И вот я постепенно оказываюсь, подталкиваемый властью обстоятельств, у края пропасти: необходимо произнести злополучное слово «иллюстрация». Ну и впрямь — разве можно без него обойтись, если соотношение между идеей и картиной в «Путешествиях Гулливера» именно таково: дана теорема, требуется зримое, осязаемое, озвученное доказательство. А раз уж оно требуется, мыслитель Свифт призывает себе на помощь Свифта-художника. Механистично? И тем не менее, тем не менее…

Неизбежны споры о том, где кончается иллюстративность (плохая, пошлая, стократно заклейменная, наглая: ее гонят в дверь — она лезет обратно через окно) и начинается тенденциозность (благословляемая, боевая, принципиальная и честная). Думаю, что, с точки зрения технологии, — это одно и то же. Тенденция, коль скоро она воспринимается как тенденция, являет миру уже знакомое нам сочетание: мысль — и картина, призванная ее утвердить, закрепить, выразить и проч. И ничего в этом нет страшного, при условии, что в произведении взаимодействуют умный философ и талантливый художник. Эффект получается прекрасный, и эстетике есть чему порадоваться, и социология (или психология, или логика, или экология) получают положительный импульс, и в историю литературы вписываются новые страницы, иногда даже, как в случае со Свифтом, Аристофаном или Рабле, — золотыми буквами.

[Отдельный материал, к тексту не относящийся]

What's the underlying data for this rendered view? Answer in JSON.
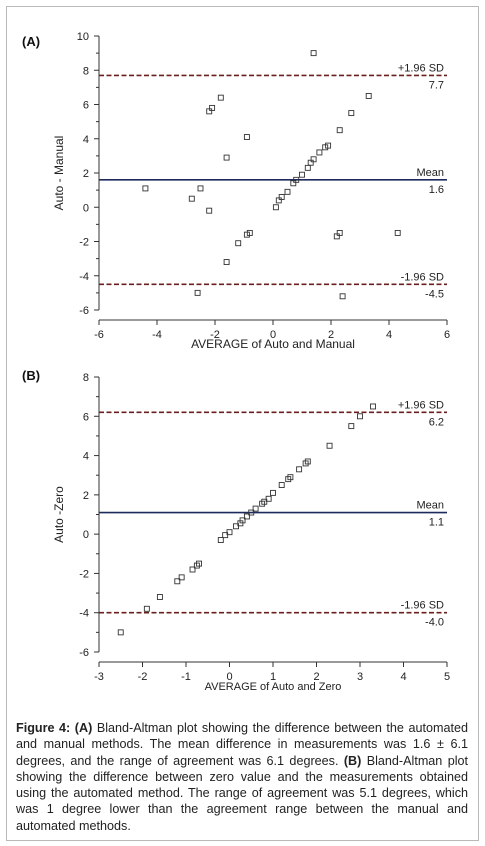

Выдвину очередной отправной тезис. Иллюстративны по своей технике также все документальные жанры первого порядка, то есть очерковые повести, романы-репортажи, художественные реконструкции подлинных событий и т. п. Менее очевидная закономерность: иллюстративна документалистика второго порядка, та, что переводит реальные эпизоды конкретного типа на язык образных эквивалентов (или эквивалентных образов). Иллюстративен, стало быть, исторический роман — и его частный вариант, роман биографический, жизнеописание значительной личности. Фактический материал задан здесь художнику самой историей — в виде событийной канвы, которой можно пренебречь только в одном случае: если отказаться от замысла написать исторический роман. Если же твердо стоять на исходном: «Воссоздаю все как было!» — никуда не уйти от необходимости обслуживать, обосновывать, доказывать уже состоявшуюся истину.

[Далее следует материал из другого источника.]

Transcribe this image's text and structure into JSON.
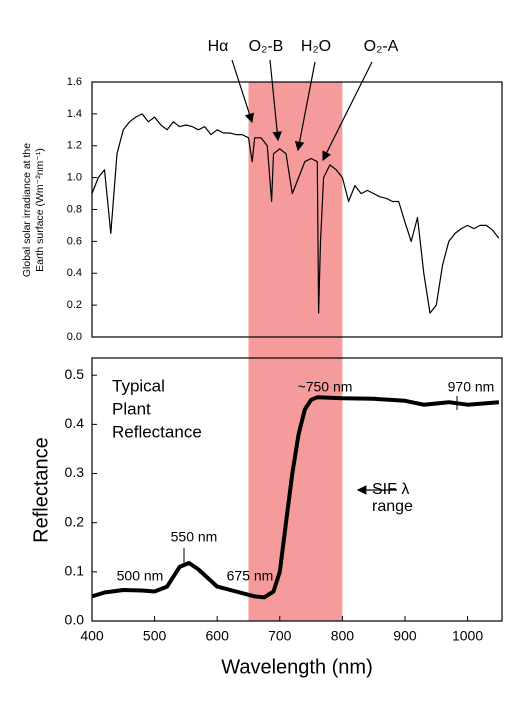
{
  "chart_data": [
    {
      "type": "line",
      "ylabel": [
        "Global solar irradiance at the",
        "Earth surface (Wm⁻²nm⁻¹)"
      ],
      "x": [
        400,
        410,
        420,
        430,
        440,
        450,
        460,
        470,
        480,
        490,
        500,
        510,
        520,
        530,
        540,
        550,
        560,
        570,
        580,
        590,
        600,
        610,
        620,
        630,
        640,
        650,
        656,
        660,
        670,
        680,
        687,
        690,
        700,
        710,
        720,
        730,
        740,
        750,
        760,
        762,
        765,
        770,
        780,
        790,
        800,
        810,
        820,
        830,
        840,
        850,
        860,
        870,
        880,
        890,
        900,
        910,
        920,
        930,
        940,
        950,
        960,
        970,
        980,
        990,
        1000,
        1010,
        1020,
        1030,
        1040,
        1050
      ],
      "values": [
        0.9,
        1.0,
        1.05,
        0.65,
        1.15,
        1.3,
        1.35,
        1.38,
        1.4,
        1.35,
        1.38,
        1.33,
        1.3,
        1.35,
        1.32,
        1.33,
        1.32,
        1.3,
        1.32,
        1.27,
        1.3,
        1.28,
        1.28,
        1.27,
        1.27,
        1.25,
        1.1,
        1.25,
        1.25,
        1.2,
        0.85,
        1.15,
        1.18,
        1.15,
        0.9,
        1.0,
        1.1,
        1.12,
        1.1,
        0.15,
        0.6,
        1.0,
        1.08,
        1.05,
        1.0,
        0.85,
        0.95,
        0.9,
        0.92,
        0.9,
        0.88,
        0.87,
        0.85,
        0.85,
        0.72,
        0.6,
        0.75,
        0.4,
        0.15,
        0.2,
        0.45,
        0.6,
        0.65,
        0.68,
        0.7,
        0.68,
        0.7,
        0.7,
        0.67,
        0.62
      ],
      "color": "#000000",
      "xlim": [
        400,
        1055
      ],
      "ylim": [
        0,
        1.6
      ],
      "yticks": [
        {
          "value": 0,
          "label": "0.0"
        },
        {
          "value": 0.2,
          "label": "0.2"
        },
        {
          "value": 0.4,
          "label": "0.4"
        },
        {
          "value": 0.6,
          "label": "0.6"
        },
        {
          "value": 0.8,
          "label": "0.8"
        },
        {
          "value": 1,
          "label": "1.0"
        },
        {
          "value": 1.2,
          "label": "1.2"
        },
        {
          "value": 1.4,
          "label": "1.4"
        },
        {
          "value": 1.6,
          "label": "1.6"
        }
      ],
      "annotations": [
        "Hα",
        "O₂-B",
        "H₂O",
        "O₂-A"
      ]
    },
    {
      "type": "line",
      "xlabel": "Wavelength (nm)",
      "ylabel": "Reflectance",
      "x": [
        400,
        420,
        450,
        480,
        500,
        520,
        540,
        555,
        570,
        600,
        630,
        660,
        675,
        690,
        700,
        710,
        720,
        730,
        740,
        750,
        760,
        800,
        850,
        900,
        930,
        970,
        1000,
        1050
      ],
      "values": [
        0.05,
        0.058,
        0.063,
        0.062,
        0.06,
        0.07,
        0.11,
        0.118,
        0.105,
        0.07,
        0.06,
        0.05,
        0.048,
        0.06,
        0.1,
        0.2,
        0.3,
        0.38,
        0.43,
        0.45,
        0.455,
        0.453,
        0.452,
        0.448,
        0.44,
        0.445,
        0.44,
        0.445
      ],
      "color": "#000000",
      "xlim": [
        400,
        1055
      ],
      "ylim": [
        0,
        0.535
      ],
      "xticks": [
        400,
        500,
        600,
        700,
        800,
        900,
        1000
      ],
      "yticks": [
        {
          "value": 0,
          "label": "0.0"
        },
        0.1,
        0.2,
        0.3,
        0.4,
        0.5
      ],
      "band": [
        650,
        800
      ],
      "band_color": "#f58a8a",
      "annotations": [
        "Typical",
        "Plant",
        "Reflectance",
        "550 nm",
        "500 nm",
        "675 nm",
        "~750 nm",
        "970 nm",
        "SIF λ",
        "range"
      ]
    }
  ]
}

Повторю эту мысль по-другому. Писатель, изображающий «обыкновенную» жизнь, как бы открывает истины сам. Истиной оказывается, например, характер. Исторические факты используются для того, чтобы характер аргументировать, объяснить (или просто оттенить). Писатель-историк берет готовую историческую истину, и характер нужен ему для ее расшифровки, обоснования, утверждения. Документ — как бы абсолютный монарх, безграничный властелин такого романа, как бы его неоспоримая цель. Автор должен подвести базу под документ, вернуть ему полнокровное бытие, подтвердить, обосновать его с помощью некоего характера.

С такой точки зрения задача писателя-историка одновременно и проще, чем у простого писателя, и сложней. Проще потому, что героя не нужно искать: его анкета, заполненная от начала до конца, лежит перед будущим автором. Но зато — сколько сложностей! Стрелять в сфере психологии «простой» писатель может куда попало: в кого-нибудь да попадет. Историку надо бить по своей мишени со снайперской точностью — не абы бабахнуть, а только в яблочко. Ибо таким, конкретным, историческим поступкам может соответствовать только такой характер — и этот характер необходимо угадать и поразить выстрелом в темноту. А беллетристу не страшно — не такой характер получится, не с теми поступками, он и с другим характером уживется. Историк не вправе импровизировать, как нынче выражаются, от фонаря, ни об одной черточке реального прототипа не скажет он: «Это мне до лампочки!» Парадокс: муза, самое вольнолюбивое создание на белом свете, вынуждена здесь жить по каторжным правилам.

На рубрику «исторический роман» может претендовать великое множество произведений — не только разномастных и разностильных, но в самом существе своем — разножанровых. От «Подпоручика Киже» до «Фаворита», от «Путешествий дилетантов» и «Двух связок писем» до «Квентина Дорварда», от «Петра Первого» до любой малограмотной крайности, что называется, до последней черты. Характерно, однако, что почти все эти выходы на историю сопровождаются подразумеваемыми (а также открытыми) апелляциями к современности, намеками на ее злободневные печали и радости, попытками постичь настоящее через прошлое.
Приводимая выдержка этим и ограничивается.